Internal representation is networkx MultiDiGraph which is a property graph.
The structure of this graph is expected to conform to the Biolink Model standard, briefly summarized here:
- Nodes
- id : required
- name : string
- category : string. broad high level type. Corresponds to label in neo4j
- extensible other properties, depending on the node
- Edges
- subject : required
- edge_label : required
- object : required
- extensible other properties, depending on the edge
Note: the installation of KGX requires Python 3.7+
You should first confirm what version of Python you have running and upgrade to v3.7 as necessary, following best practices in your operating system. It is also assumed that the common development tools are installed including git, pip, and all necessary development libraries for your operating system.
Go to where you wish to host your local project repository and git clone the project, namely:
cd /path/to/your/local/git/project/folder
git clone https://github.com/NCATS-Tangerine/kgx.git
# then enter into the cloned project repository
cd kgx
For convenience, make use of the Python venv
module to create a lightweight virtual environment.
Note that you may also have to install the appropriate
venv
package for Python 3.7.For example, under Ubuntu Linux, you might
sudo apt-get install python3.7-venv
Once venv
is available, type:
python3 -m venv venv
source venv/bin/activate
To exit the environment, type:
deactivate
To reenter, source the activate
command again.
Alternately, you can also use use conda env to manage packages and the development environment:
conda create -n translator-modules python=3.7
conda activate translator-modules
Some IDE's (e.g. PyCharm) may also have provisions for directly creating a virtual environment. This should work fine.
The Python dependencies of the application need to be installed into the local environment using a version of pip
matched to your Python 3.7 installation (assumed here to be called pip3
).
Again, follow the specific directives of your operating system for the installation.

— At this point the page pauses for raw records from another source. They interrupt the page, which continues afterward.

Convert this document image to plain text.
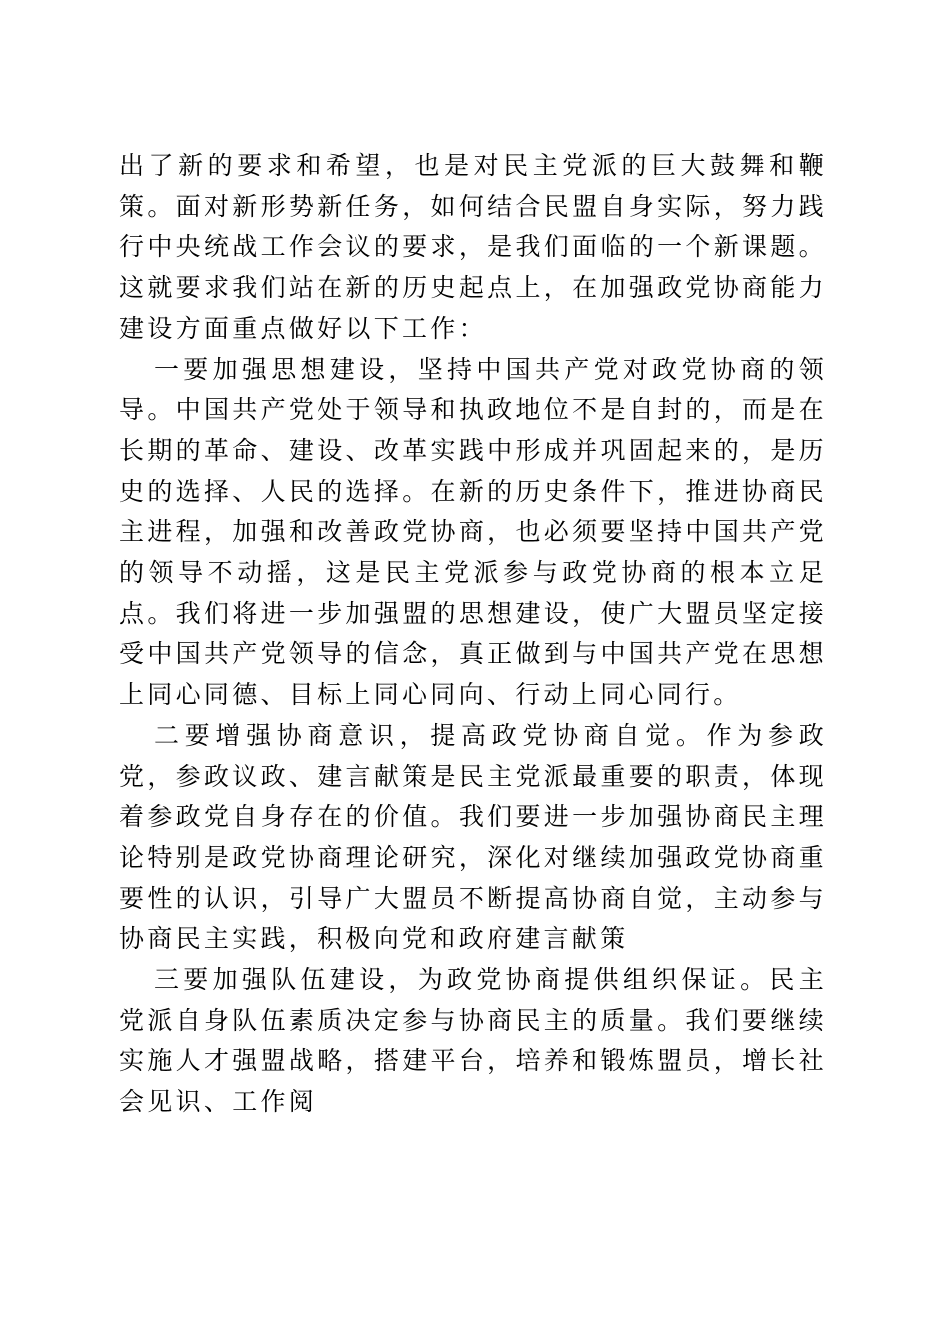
出了新的要求和希望，也是对民主党派的巨大鼓舞和鞭策。面对新形势新任务，如何结合民盟自身实际，努力践行中央统战工作会议的要求，是我们面临的一个新课题。这就要求我们站在新的历史起点上，在加强政党协商能力建设方面重点做好以下工作：

一要加强思想建设，坚持中国共产党对政党协商的领导。中国共产党处于领导和执政地位不是自封的，而是在长期的革命、建设、改革实践中形成并巩固起来的，是历史的选择、人民的选择。在新的历史条件下，推进协商民主进程，加强和改善政党协商，也必须要坚持中国共产党的领导不动摇，这是民主党派参与政党协商的根本立足点。我们将进一步加强盟的思想建设，使广大盟员坚定接受中国共产党领导的信念，真正做到与中国共产党在思想上同心同德、目标上同心同向、行动上同心同行。

二要增强协商意识，提高政党协商自觉。作为参政党，参政议政、建言献策是民主党派最重要的职责，体现着参政党自身存在的价值。我们要进一步加强协商民主理论特别是政党协商理论研究，深化对继续加强政党协商重要性的认识，引导广大盟员不断提高协商自觉，主动参与协商民主实践，积极向党和政府建言献策

三要加强队伍建设，为政党协商提供组织保证。民主党派自身队伍素质决定参与协商民主的质量。我们要继续实施人才强盟战略，搭建平台，培养和锻炼盟员，增长社会见识、工作阅
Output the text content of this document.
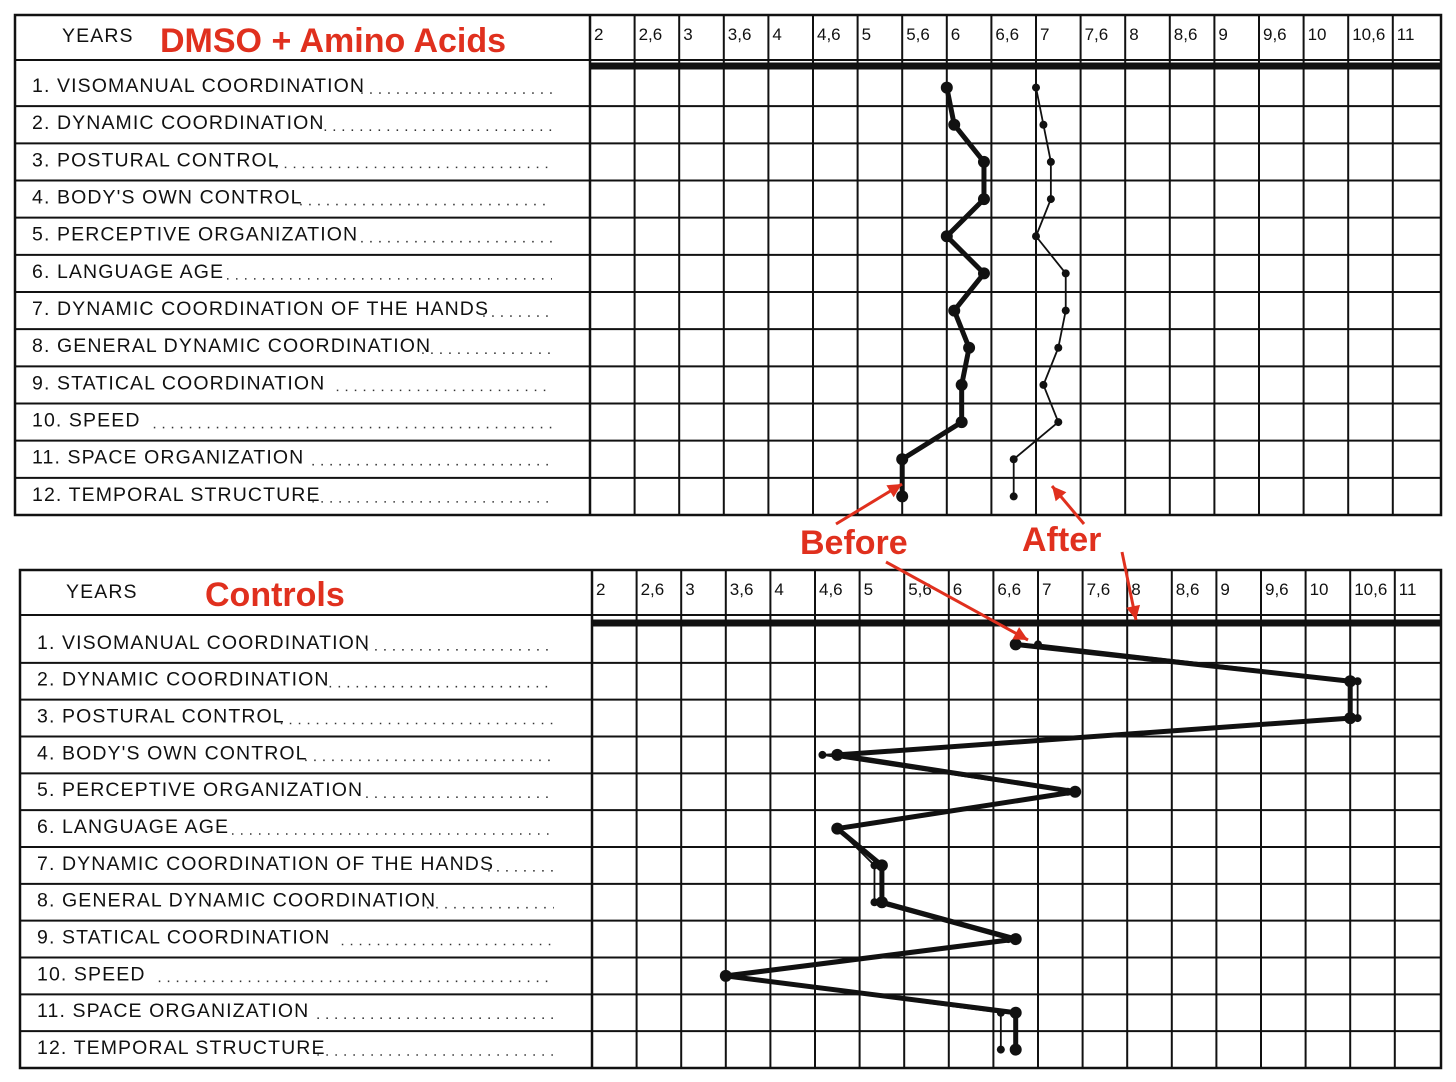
2 2,6 3 3,6 4 4,6 5 5,6 6 6,6 7 7,6 8 8,6 9 9,6 10 10,6 11
1. VISOMANUAL COORDINATION
2. DYNAMIC COORDINATION
3. POSTURAL CONTROL
4. BODY'S OWN CONTROL
5. PERCEPTIVE ORGANIZATION
6. LANGUAGE AGE
7. DYNAMIC COORDINATION OF THE HANDS
8. GENERAL DYNAMIC COORDINATION
9. STATICAL COORDINATION
10. SPEED
11. SPACE ORGANIZATION
12. TEMPORAL STRUCTURE
YEARS DMSO + Amino Acids
2 2,6 3 3,6 4 4,6 5 5,6 6 6,6 7 7,6 8 8,6 9 9,6 10 10,6 11
1. VISOMANUAL COORDINATION
2. DYNAMIC COORDINATION
3. POSTURAL CONTROL
4. BODY'S OWN CONTROL
5. PERCEPTIVE ORGANIZATION
6. LANGUAGE AGE
7. DYNAMIC COORDINATION OF THE HANDS
8. GENERAL DYNAMIC COORDINATION
9. STATICAL COORDINATION
10. SPEED
11. SPACE ORGANIZATION
12. TEMPORAL STRUCTURE
YEARS Controls
Before	After
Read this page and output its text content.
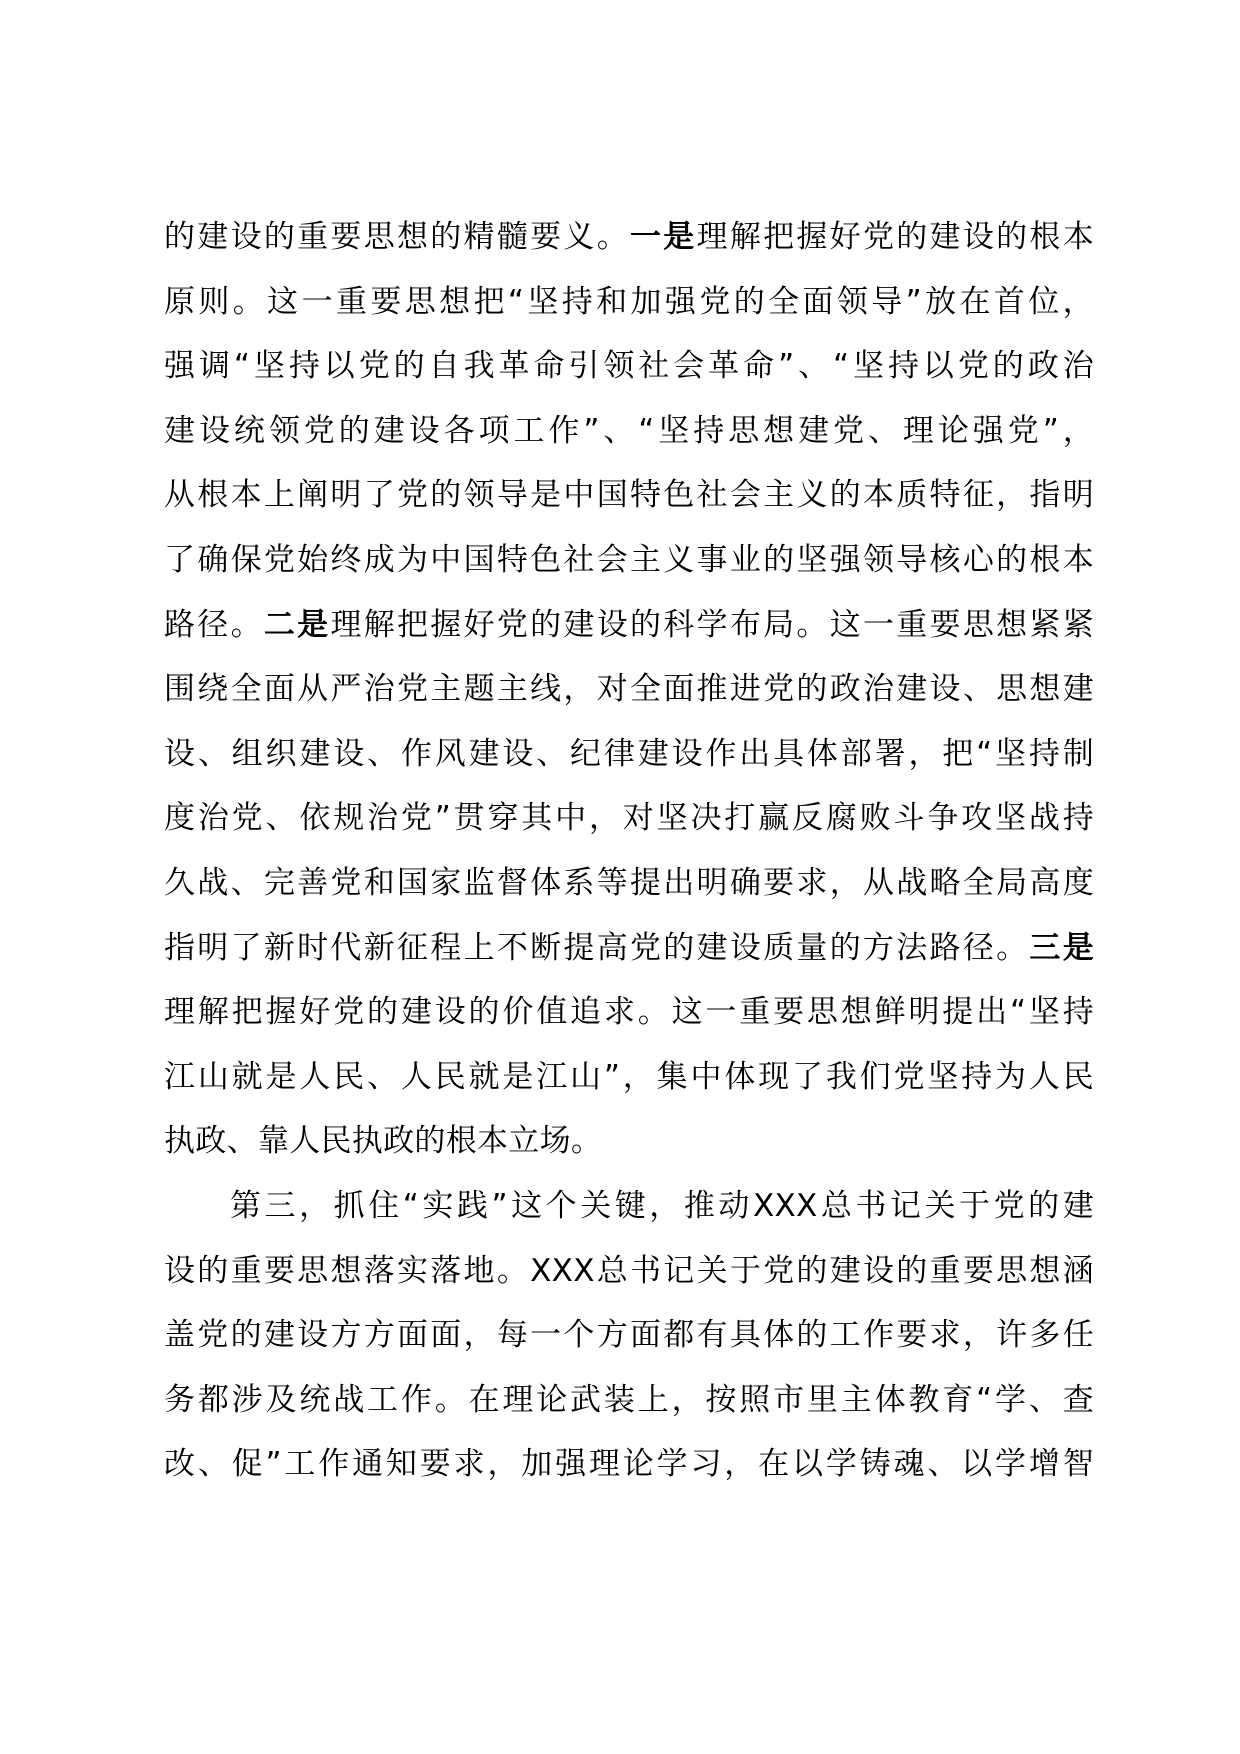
的建设的重要思想的精髓要义。一是理解把握好党的建设的根本
原则。这一重要思想把“坚持和加强党的全面领导”放在首位，
强调“坚持以党的自我革命引领社会革命”、“坚持以党的政治
建设统领党的建设各项工作”、“坚持思想建党、理论强党”，
从根本上阐明了党的领导是中国特色社会主义的本质特征，指明
了确保党始终成为中国特色社会主义事业的坚强领导核心的根本
路径。二是理解把握好党的建设的科学布局。这一重要思想紧紧
围绕全面从严治党主题主线，对全面推进党的政治建设、思想建
设、组织建设、作风建设、纪律建设作出具体部署，把“坚持制
度治党、依规治党”贯穿其中，对坚决打赢反腐败斗争攻坚战持
久战、完善党和国家监督体系等提出明确要求，从战略全局高度
指明了新时代新征程上不断提高党的建设质量的方法路径。三是
理解把握好党的建设的价值追求。这一重要思想鲜明提出“坚持
江山就是人民、人民就是江山”，集中体现了我们党坚持为人民
执政、靠人民执政的根本立场。
第三，抓住“实践”这个关键，推动XXX总书记关于党的建
设的重要思想落实落地。XXX总书记关于党的建设的重要思想涵
盖党的建设方方面面，每一个方面都有具体的工作要求，许多任
务都涉及统战工作。在理论武装上，按照市里主体教育“学、查
改、促”工作通知要求，加强理论学习，在以学铸魂、以学增智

For example, under Ubuntu Linux, to install the Python 3.7 matched version of pip, type the following:
sudo apt-get install python3-pip
which will install the pip3
command.
At this point, it is advisable to separately install the wheel
package dependency before proceeding further
(Note: it is assumed here that your venv
is activated)
pip3 install wheel
After installation of the wheel
package, we install the remaining KGX Python package dependencies without error:
pip3 install .
It is sometimes better to use the 'python -m pip' version of pip rather than just 'pip'
to ensure that the proper version of pip - i.e. for the python3 in your virtual environment - is used
(i.e. once again, better check your pip version. On some systems, it may run the operating system's version,
which may not be compatible with your venv
installed Python 3.7)
python -m pip install .
Some components of KGX leverage the use of Docker. If not installed in your Operating system environment, the following instructions to install Docker may be followed to install it.